Chiddy gestured, no.

“And it was badly painted, too,” said the president thoughtfully. “Chad took pictures of it, and it was quite dreadful. If I had been Canthorel, I’d have been as upset at the lack of artistry as at the misrepresentation of what I was teaching! We feel so fortunate that Canthorel came to set things right. Even T’Fees saw it happen!”

Chad voiced agreement, backed by all the little SAs.

“T’Fees did see it happen,” Chiddy agreed. “T’Fees just isn’t willing to believe any of his own eyes!”

The Big SA took this as a cue to speak at length on the subject of belief, quoting Scripture to the point, citing several of the Fresco panels as exemplary. Benita thought he should have been an actor instead of an SA, though maybe one had to be an actor to be a Big SA. In any case, Chiddy had to stand there listening out of Pistach politeness, until the president whispered in the SA’s ears, and he let Chiddy escape dazedly back down the exit ramp.

Benita watched Chiddy go. He seemed depressed. She felt a little sorry for him, the way she had felt sorry for the children, sometimes, when she had had to say “no playing until homework” or go “write your spelling words.” One had to do it, but one still regretted the sadness it caused. Of course later, at least in Angelica’s case, there had been the jubilation at getting an A, so it was all worth it. She wondered when Chiddy would realize he was getting an A.

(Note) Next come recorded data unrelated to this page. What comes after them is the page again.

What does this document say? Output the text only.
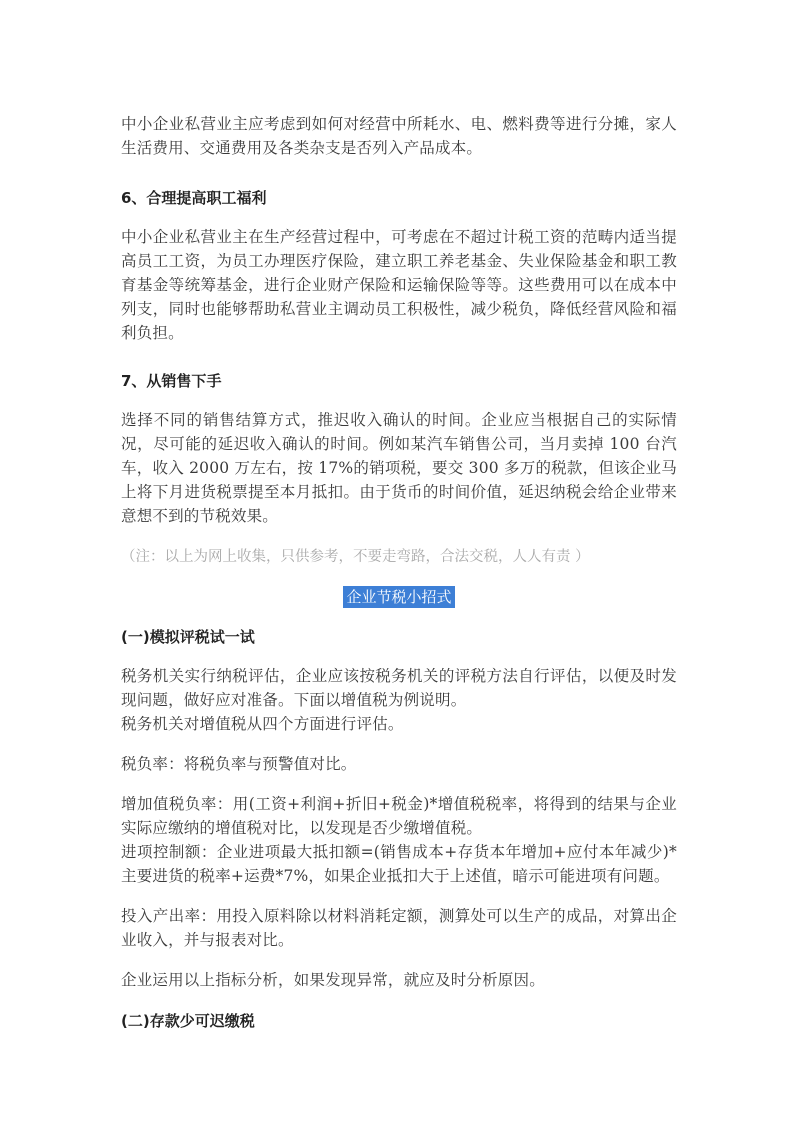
中小企业私营业主应考虑到如何对经营中所耗水、电、燃料费等进行分摊，家人生活费用、交通费用及各类杂支是否列入产品成本。

6、合理提高职工福利

中小企业私营业主在生产经营过程中，可考虑在不超过计税工资的范畴内适当提高员工工资，为员工办理医疗保险，建立职工养老基金、失业保险基金和职工教育基金等统筹基金，进行企业财产保险和运输保险等等。这些费用可以在成本中列支，同时也能够帮助私营业主调动员工积极性，减少税负，降低经营风险和福利负担。

7、从销售下手

选择不同的销售结算方式，推迟收入确认的时间。企业应当根据自己的实际情况，尽可能的延迟收入确认的时间。例如某汽车销售公司，当月卖掉 100 台汽车，收入 2000 万左右，按 17%的销项税，要交 300 多万的税款，但该企业马上将下月进货税票提至本月抵扣。由于货币的时间价值，延迟纳税会给企业带来意想不到的节税效果。

（注：以上为网上收集，只供参考，不要走弯路，合法交税，人人有责 ）

企业节税小招式

(一)模拟评税试一试

税务机关实行纳税评估，企业应该按税务机关的评税方法自行评估，以便及时发现问题，做好应对准备。下面以增值税为例说明。

税务机关对增值税从四个方面进行评估。

税负率：将税负率与预警值对比。

增加值税负率：用(工资+利润+折旧+税金)*增值税税率，将得到的结果与企业实际应缴纳的增值税对比，以发现是否少缴增值税。

进项控制额：企业进项最大抵扣额=(销售成本+存货本年增加+应付本年减少)*主要进货的税率+运费*7%，如果企业抵扣大于上述值，暗示可能进项有问题。

投入产出率：用投入原料除以材料消耗定额，测算处可以生产的成品，对算出企业收入，并与报表对比。

企业运用以上指标分析，如果发现异常，就应及时分析原因。

(二)存款少可迟缴税
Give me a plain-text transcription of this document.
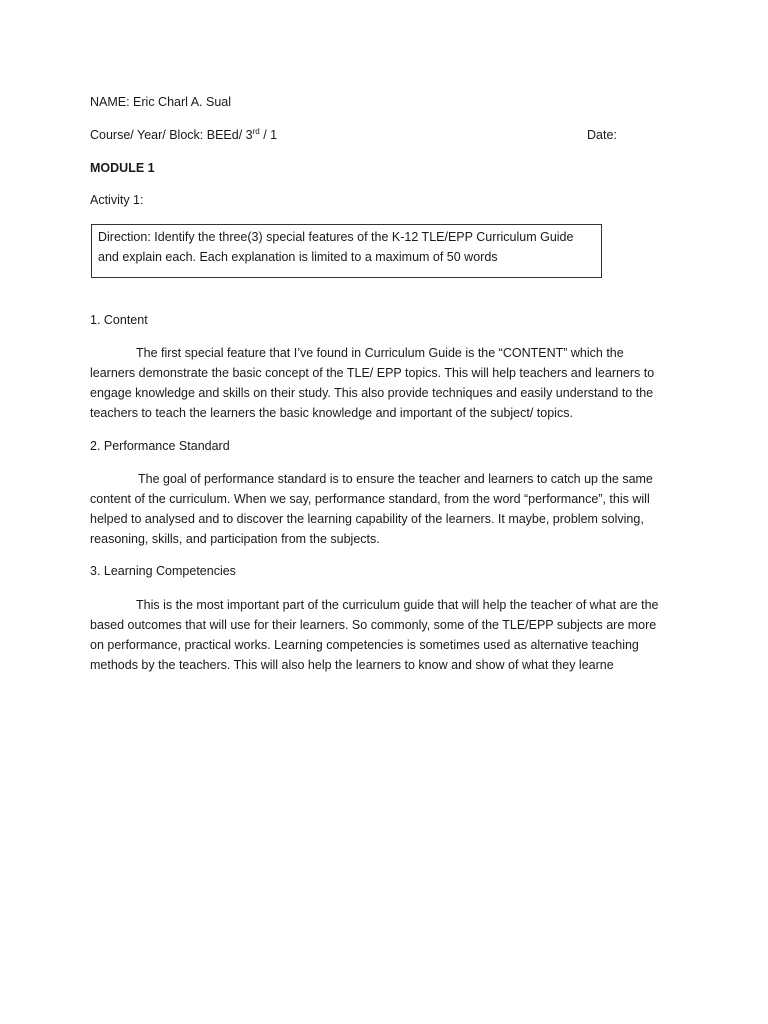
NAME: Eric Charl A. Sual
Course/ Year/ Block: BEEd/ 3rd / 1	Date:
MODULE 1
Activity 1:
Direction: Identify the three(3) special features of the K-12 TLE/EPP Curriculum Guide
and explain each. Each explanation is limited to a maximum of 50 words
1. Content
The first special feature that I’ve found in Curriculum Guide is the “CONTENT” which the
learners demonstrate the basic concept of the TLE/ EPP topics. This will help teachers and learners to
engage knowledge and skills on their study. This also provide techniques and easily understand to the
teachers to teach the learners the basic knowledge and important of the subject/ topics.
2. Performance Standard
The goal of performance standard is to ensure the teacher and learners to catch up the same
content of the curriculum. When we say, performance standard, from the word “performance”, this will
helped to analysed and to discover the learning capability of the learners. It maybe, problem solving,
reasoning, skills, and participation from the subjects.
3. Learning Competencies
This is the most important part of the curriculum guide that will help the teacher of what are the
based outcomes that will use for their learners. So commonly, some of the TLE/EPP subjects are more
on performance, practical works. Learning competencies is sometimes used as alternative teaching
methods by the teachers. This will also help the learners to know and show of what they learne
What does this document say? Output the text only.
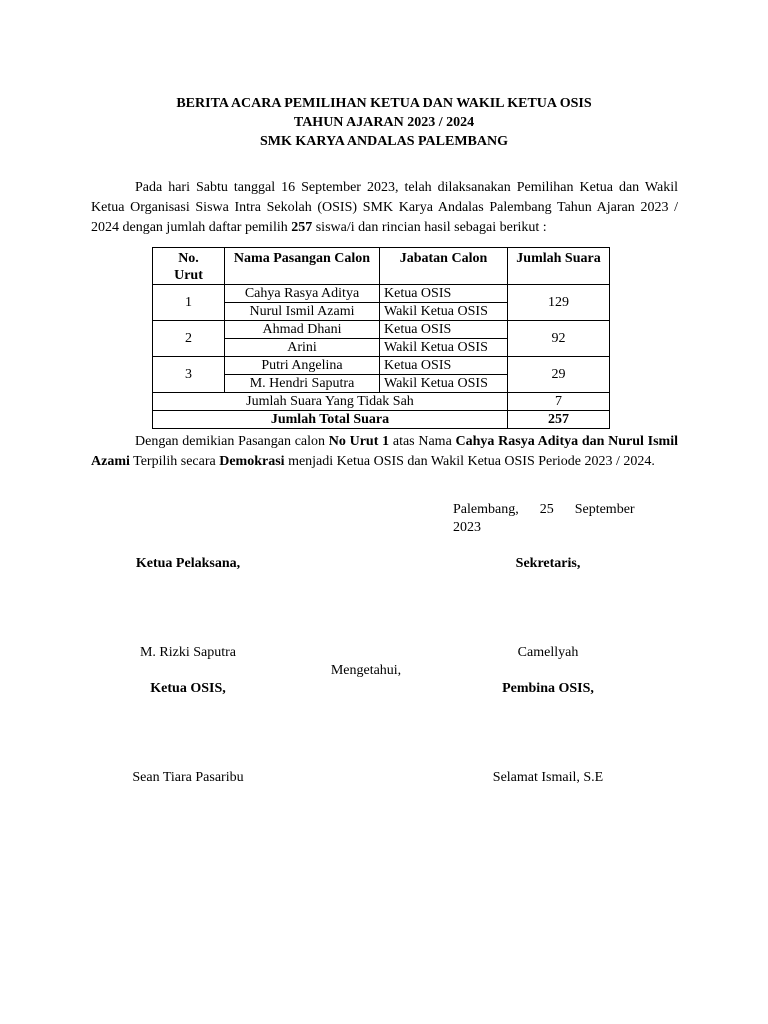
BERITA ACARA PEMILIHAN KETUA DAN WAKIL KETUA OSIS
TAHUN AJARAN 2023 / 2024
SMK KARYA ANDALAS PALEMBANG
Pada hari Sabtu tanggal 16 September 2023, telah dilaksanakan Pemilihan Ketua dan Wakil Ketua Organisasi Siswa Intra Sekolah (OSIS) SMK Karya Andalas Palembang Tahun Ajaran 2023 / 2024 dengan jumlah daftar pemilih 257 siswa/i dan rincian hasil sebagai berikut :
No.
Urut	Nama Pasangan Calon	Jabatan Calon	Jumlah Suara
1	Cahya Rasya Aditya	Ketua OSIS	129
	Nurul Ismil Azami	Wakil Ketua OSIS	
2	Ahmad Dhani	Ketua OSIS	92
	Arini	Wakil Ketua OSIS	
3	Putri Angelina	Ketua OSIS	29
	M. Hendri Saputra	Wakil Ketua OSIS	
Jumlah Suara Yang Tidak Sah			7
Jumlah Total Suara			257
Dengan demikian Pasangan calon No Urut 1 atas Nama Cahya Rasya Aditya dan Nurul Ismil Azami Terpilih secara Demokrasi menjadi Ketua OSIS dan Wakil Ketua OSIS Periode 2023 / 2024.
Palembang,      25      September
2023
Ketua Pelaksana,	Sekretaris,
M. Rizki Saputra	Camellyah
Mengetahui,
Ketua OSIS,	Pembina OSIS,
Sean Tiara Pasaribu	Selamat Ismail, S.E
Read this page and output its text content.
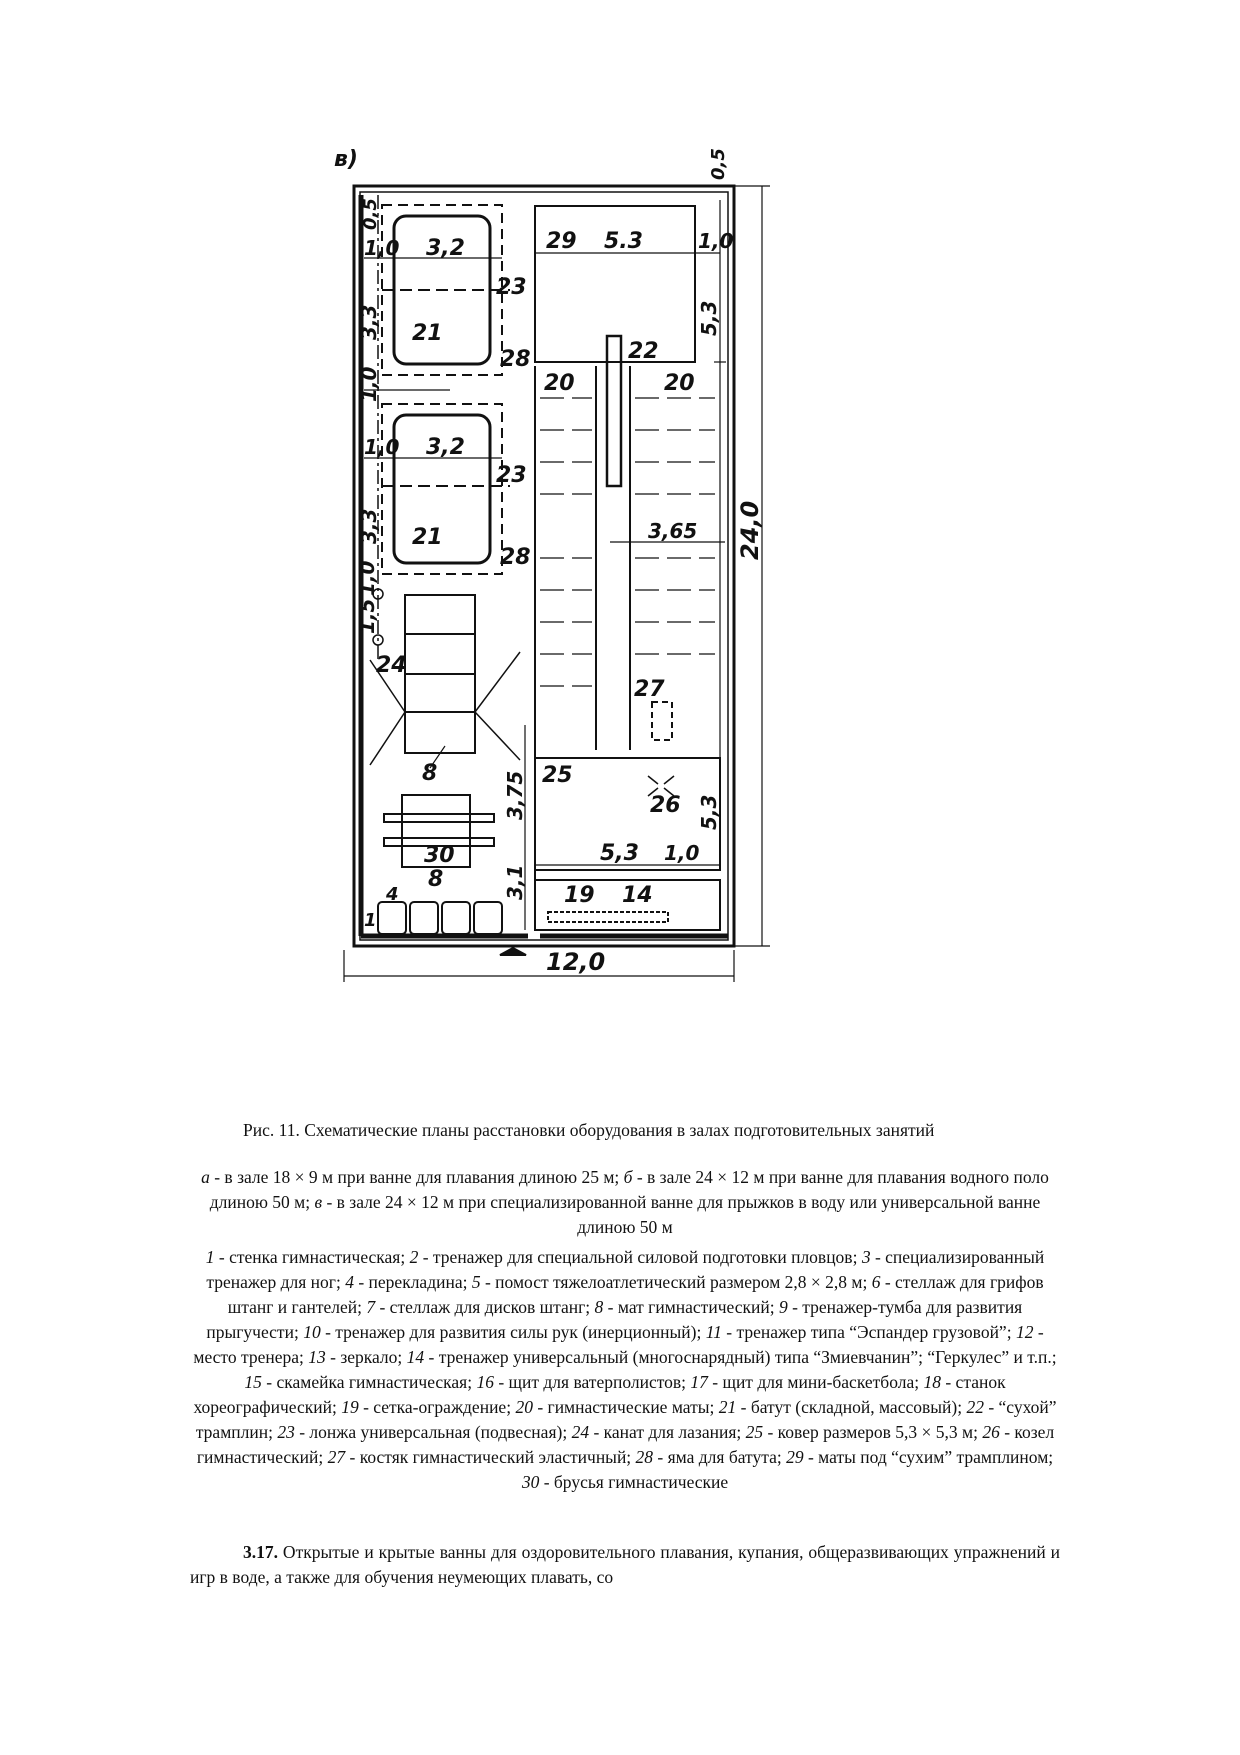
в)	0,5
0,5
1,0 3,2
23
3,3 21
28
1,0
1,0 3,2
23
3,3 21
28
1,0
1,5
24
8
30
8
4
1
29 5.3	1,0
5,3
22
20	20
3,65 24,0
27
25
26
3,75	5,3
5,3 1,0
3,1 19 14
12,0
Рис. 11. Схематические планы расстановки оборудования в залах подготовительных занятий
а - в зале 18 × 9 м при ванне для плавания длиною 25 м; б - в зале 24 × 12 м при ванне для плавания водного поло длиною 50 м; в - в зале 24 × 12 м при специализированной ванне для прыжков в воду или универсальной ванне длиною 50 м
1 - стенка гимнастическая; 2 - тренажер для специальной силовой подготовки пловцов; 3 - специализированный тренажер для ног; 4 - перекладина; 5 - помост тяжелоатлетический размером 2,8 × 2,8 м; 6 - стеллаж для грифов штанг и гантелей; 7 - стеллаж для дисков штанг; 8 - мат гимнастический; 9 - тренажер-тумба для развития прыгучести; 10 - тренажер для развития силы рук (инерционный); 11 - тренажер типа “Эспандер грузовой”; 12 - место тренера; 13 - зеркало; 14 - тренажер универсальный (многоснарядный) типа “Змиевчанин”; “Геркулес” и т.п.; 15 - скамейка гимнастическая; 16 - щит для ватерполистов; 17 - щит для мини-баскетбола; 18 - станок хореографический; 19 - сетка-ограждение; 20 - гимнастические маты; 21 - батут (складной, массовый); 22 - “сухой” трамплин; 23 - лонжа универсальная (подвесная); 24 - канат для лазания; 25 - ковер размеров 5,3 × 5,3 м; 26 - козел гимнастический; 27 - костяк гимнастический эластичный; 28 - яма для батута; 29 - маты под “сухим” трамплином; 30 - брусья гимнастические
3.17. Открытые и крытые ванны для оздоровительного плавания, купания, общеразвивающих упражнений и игр в воде, а также для обучения неумеющих плавать, со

He evidently passed along the comment that T’Fees had willfully chosen to restore an evil version of the Fresco, for a little later they saw T’Fees led by in shackles. Benita said she hoped they wouldn’t hurt him, and was assured they intended only to regress him to age twelve, select him as a quality improvement consultant, for which job they already knew he had skills, and provide him with rigorous training.